Unlike clinical studies evaluating novel vaccines for rare diseases, influenza vaccination trials present a significantly more complex challenge due to the pre-existing immune landscape. While typical clinical studies address general confounders such as age, sex, chronic health conditions, and socioeconomic and geographic factors through enrollment criteria, influenza studies require a more nuanced understanding of participants' immunological history. This includes accounting for repeated influenza infections and vaccinations, as well as prior exposures to other infectious diseases and routine vaccinations. Furthermore, when a study design incorporates an additional treatment component like melatonin, a potent immunomodulator and key regulator of the human circadian rhythm, the timing of vaccination and sampling becomes critically important. Previous research has shown that circadian rhythms could potentially modulate temporal dynamics of serum cytokines (78), various immune cells (79), antibody and T cell responses to vaccinations (80 –83). Data also suggest that circadian rhythms may influence influenza antibody responses particularly in older adults (65+) (81, 82). However, inconsistencies, limited sample sizes, and methodological limitations across most of the clinical studies prevent definitive conclusions and necessitate further investigation (84). These factors underscore the need for careful consideration of these variables in future studies, as failure to account for them could compromise the accuracy and generalizability of the findings.

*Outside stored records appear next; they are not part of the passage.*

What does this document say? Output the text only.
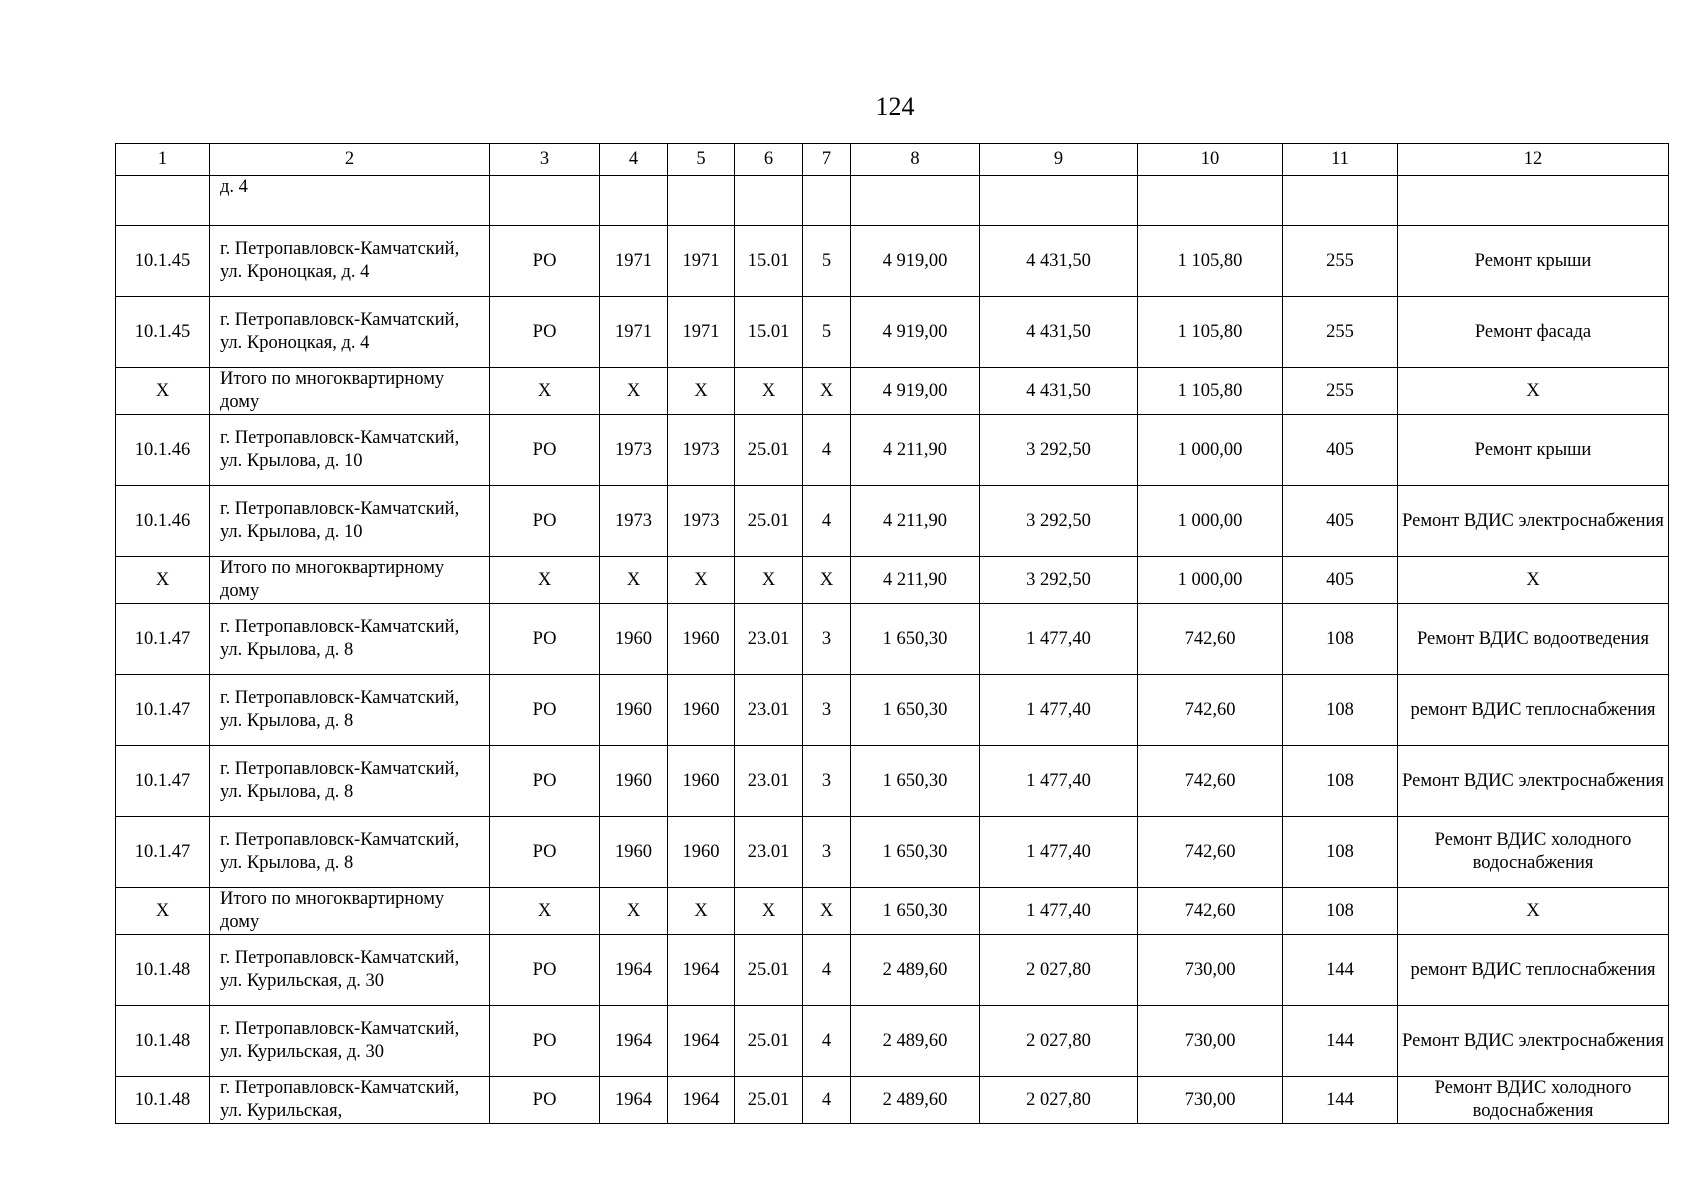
124
1	2	3	4	5	6	7	8	9	10	11	12
	д. 4										
10.1.45	г. Петропавловск-Камчатский, ул. Кроноцкая, д. 4	РО	1971	1971	15.01	5	4 919,00	4 431,50	1 105,80	255	Ремонт крыши
10.1.45	г. Петропавловск-Камчатский, ул. Кроноцкая, д. 4	РО	1971	1971	15.01	5	4 919,00	4 431,50	1 105,80	255	Ремонт фасада
X	Итого по многоквартирному дому	X	X	X	X	X	4 919,00	4 431,50	1 105,80	255	X
10.1.46	г. Петропавловск-Камчатский, ул. Крылова, д. 10	РО	1973	1973	25.01	4	4 211,90	3 292,50	1 000,00	405	Ремонт крыши
10.1.46	г. Петропавловск-Камчатский, ул. Крылова, д. 10	РО	1973	1973	25.01	4	4 211,90	3 292,50	1 000,00	405	Ремонт ВДИС электроснабжения
X	Итого по многоквартирному дому	X	X	X	X	X	4 211,90	3 292,50	1 000,00	405	X
10.1.47	г. Петропавловск-Камчатский, ул. Крылова, д. 8	РО	1960	1960	23.01	3	1 650,30	1 477,40	742,60	108	Ремонт ВДИС водоотведения
10.1.47	г. Петропавловск-Камчатский, ул. Крылова, д. 8	РО	1960	1960	23.01	3	1 650,30	1 477,40	742,60	108	ремонт ВДИС теплоснабжения
10.1.47	г. Петропавловск-Камчатский, ул. Крылова, д. 8	РО	1960	1960	23.01	3	1 650,30	1 477,40	742,60	108	Ремонт ВДИС электроснабжения
10.1.47	г. Петропавловск-Камчатский, ул. Крылова, д. 8	РО	1960	1960	23.01	3	1 650,30	1 477,40	742,60	108	Ремонт ВДИС холодного водоснабжения
X	Итого по многоквартирному дому	X	X	X	X	X	1 650,30	1 477,40	742,60	108	X
10.1.48	г. Петропавловск-Камчатский, ул. Курильская, д. 30	РО	1964	1964	25.01	4	2 489,60	2 027,80	730,00	144	ремонт ВДИС теплоснабжения
10.1.48	г. Петропавловск-Камчатский, ул. Курильская, д. 30	РО	1964	1964	25.01	4	2 489,60	2 027,80	730,00	144	Ремонт ВДИС электроснабжения
10.1.48	г. Петропавловск-Камчатский, ул. Курильская,	РО	1964	1964	25.01	4	2 489,60	2 027,80	730,00	144	Ремонт ВДИС холодного водоснабжения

Future research could explore several avenues, including direct receptor-mediated interactions between melatonin and CD4+ T cells; the impact of melatonin on Tfh subset differentiation in both primed and unprimed T cells; and the subsequent effect on B cell differentiation, maturation, and clonal diversity, using both in vitro and in vivo approaches. Further studies could also investigate the downstream cell signaling pathways involved in these processes. Strategies such as extracellular vesicle cargo analysis of clinical samples (serum and PBMCs) may provide additional insight into melatonin-primed biological pathways.